Shareholders and creditors of mining major Vedanta Ltd have approved the proposal of its merger with its cash-rich arm Cairn India. The development brings the firm, led by billionaire Anil Agarwal, a step closer to the merger of the oil firm with its debt-laden parent Vedanta Ltd.
Earlier this week, shareholders of Vedanta Resources, the parent firm of Vedanta Ltd, had approved the merger. "The equity shareholders, secured creditors and unsecured creditors of Vedanta Ltd at their respective meetings have approved the Scheme of Arrangement of Cairn India with Vedanta Ltd, with requisite majority," London-listed Vedanta Resources said in a regulatory filing on Friday.
The shareholders and creditors of Vedanta ltd had met in Goa yesterday to vote on the proposal. However, the real test for Agarwal is next week, on September 12, when Cairn India has called a shareholders' meeting to seek approval for the company's takeover by its parent under a revised all-share deal. To save the deal, the Agarwal-led group in July sweetened the deal by offering three additional preference shares in hope of winning over minority shareholders like LIC.
Through the merger, Agarwal is looking to create India's largest diversified natural resources firm, which could compete with BHP Billiton and Vale SA. In the revised offer, Vedanta will give minority shareholders of Cairn India one equity share and four redeemable-preference shares with a face value of Rs 10 each.
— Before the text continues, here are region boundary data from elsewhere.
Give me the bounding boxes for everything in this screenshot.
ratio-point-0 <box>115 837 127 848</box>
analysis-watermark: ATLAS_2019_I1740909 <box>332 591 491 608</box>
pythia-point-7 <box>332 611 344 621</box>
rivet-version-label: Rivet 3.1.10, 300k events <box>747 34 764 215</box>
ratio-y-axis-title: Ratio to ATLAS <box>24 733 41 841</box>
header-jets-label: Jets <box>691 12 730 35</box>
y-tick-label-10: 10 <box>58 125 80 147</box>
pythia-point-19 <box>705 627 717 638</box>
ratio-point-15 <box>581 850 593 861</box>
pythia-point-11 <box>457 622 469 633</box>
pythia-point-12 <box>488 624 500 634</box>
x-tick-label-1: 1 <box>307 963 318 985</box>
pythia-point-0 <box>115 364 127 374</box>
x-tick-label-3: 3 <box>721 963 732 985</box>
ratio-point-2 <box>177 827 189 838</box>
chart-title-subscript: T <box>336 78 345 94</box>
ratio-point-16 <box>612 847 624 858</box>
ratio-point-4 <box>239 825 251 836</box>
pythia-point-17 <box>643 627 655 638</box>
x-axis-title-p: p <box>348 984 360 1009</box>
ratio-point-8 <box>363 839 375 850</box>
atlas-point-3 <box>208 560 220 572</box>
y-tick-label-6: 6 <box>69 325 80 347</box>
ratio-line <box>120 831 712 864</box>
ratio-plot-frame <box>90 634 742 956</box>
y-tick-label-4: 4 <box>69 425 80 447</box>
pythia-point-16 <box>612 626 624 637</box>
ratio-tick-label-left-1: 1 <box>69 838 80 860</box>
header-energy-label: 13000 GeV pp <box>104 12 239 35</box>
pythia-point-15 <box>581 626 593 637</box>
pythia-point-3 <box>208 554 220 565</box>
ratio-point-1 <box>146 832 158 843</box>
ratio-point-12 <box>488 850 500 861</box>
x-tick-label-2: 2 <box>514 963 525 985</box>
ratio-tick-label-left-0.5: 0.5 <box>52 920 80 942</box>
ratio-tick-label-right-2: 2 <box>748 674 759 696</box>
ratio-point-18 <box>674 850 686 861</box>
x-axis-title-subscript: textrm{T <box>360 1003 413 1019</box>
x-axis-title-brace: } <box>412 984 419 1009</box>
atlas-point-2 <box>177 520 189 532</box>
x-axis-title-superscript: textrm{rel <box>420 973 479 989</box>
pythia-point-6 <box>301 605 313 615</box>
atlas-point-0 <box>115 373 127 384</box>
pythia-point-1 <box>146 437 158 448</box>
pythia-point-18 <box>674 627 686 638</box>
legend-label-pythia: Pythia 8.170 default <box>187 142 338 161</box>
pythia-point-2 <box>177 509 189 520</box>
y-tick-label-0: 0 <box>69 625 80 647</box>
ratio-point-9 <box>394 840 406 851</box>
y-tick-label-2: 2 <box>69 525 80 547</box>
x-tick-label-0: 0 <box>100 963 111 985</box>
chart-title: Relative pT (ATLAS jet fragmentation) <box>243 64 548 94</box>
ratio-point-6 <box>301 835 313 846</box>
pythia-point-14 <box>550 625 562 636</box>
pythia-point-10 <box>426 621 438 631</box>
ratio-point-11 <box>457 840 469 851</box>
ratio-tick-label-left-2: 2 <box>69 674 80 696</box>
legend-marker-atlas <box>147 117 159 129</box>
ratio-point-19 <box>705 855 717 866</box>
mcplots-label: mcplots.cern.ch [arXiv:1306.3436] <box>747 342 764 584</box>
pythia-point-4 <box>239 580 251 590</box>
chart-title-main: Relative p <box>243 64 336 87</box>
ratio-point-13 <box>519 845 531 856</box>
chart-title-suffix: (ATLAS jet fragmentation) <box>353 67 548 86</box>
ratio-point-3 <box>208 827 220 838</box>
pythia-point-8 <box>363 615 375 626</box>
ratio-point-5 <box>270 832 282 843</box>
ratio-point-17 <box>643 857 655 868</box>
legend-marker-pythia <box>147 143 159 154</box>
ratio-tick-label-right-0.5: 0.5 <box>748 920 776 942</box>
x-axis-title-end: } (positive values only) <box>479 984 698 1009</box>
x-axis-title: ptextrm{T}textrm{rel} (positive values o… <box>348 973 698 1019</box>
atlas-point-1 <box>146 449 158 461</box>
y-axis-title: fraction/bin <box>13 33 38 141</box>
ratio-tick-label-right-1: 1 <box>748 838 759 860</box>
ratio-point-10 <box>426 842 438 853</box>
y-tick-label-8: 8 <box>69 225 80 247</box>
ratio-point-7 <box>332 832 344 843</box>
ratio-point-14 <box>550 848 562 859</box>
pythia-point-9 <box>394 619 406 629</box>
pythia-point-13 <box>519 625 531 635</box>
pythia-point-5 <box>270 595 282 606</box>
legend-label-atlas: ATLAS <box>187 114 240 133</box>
The preference shares will carry a coupon of 7.5 per cent and tenure of 18 months. Vedanta is said to be wanting to use Rs 23,290 crore cash lying with Cairn to pay off part of its Rs 77,952 crore debt. It had in May rolled over a controversial $1.25-billion loan taken from Cairn India in July 2014. For the merger to go through, half of the minority shareholders, who together make up for 40 per cent of the Cairn equity, have to approve the deal. State-owned LIC holds 9.06 per cent in Cairn India while the company's former promoter Cairn Energy Plc of the UK has 9.82 per cent interest. The deal will go through if LIC votes in favour of the deal, a source said.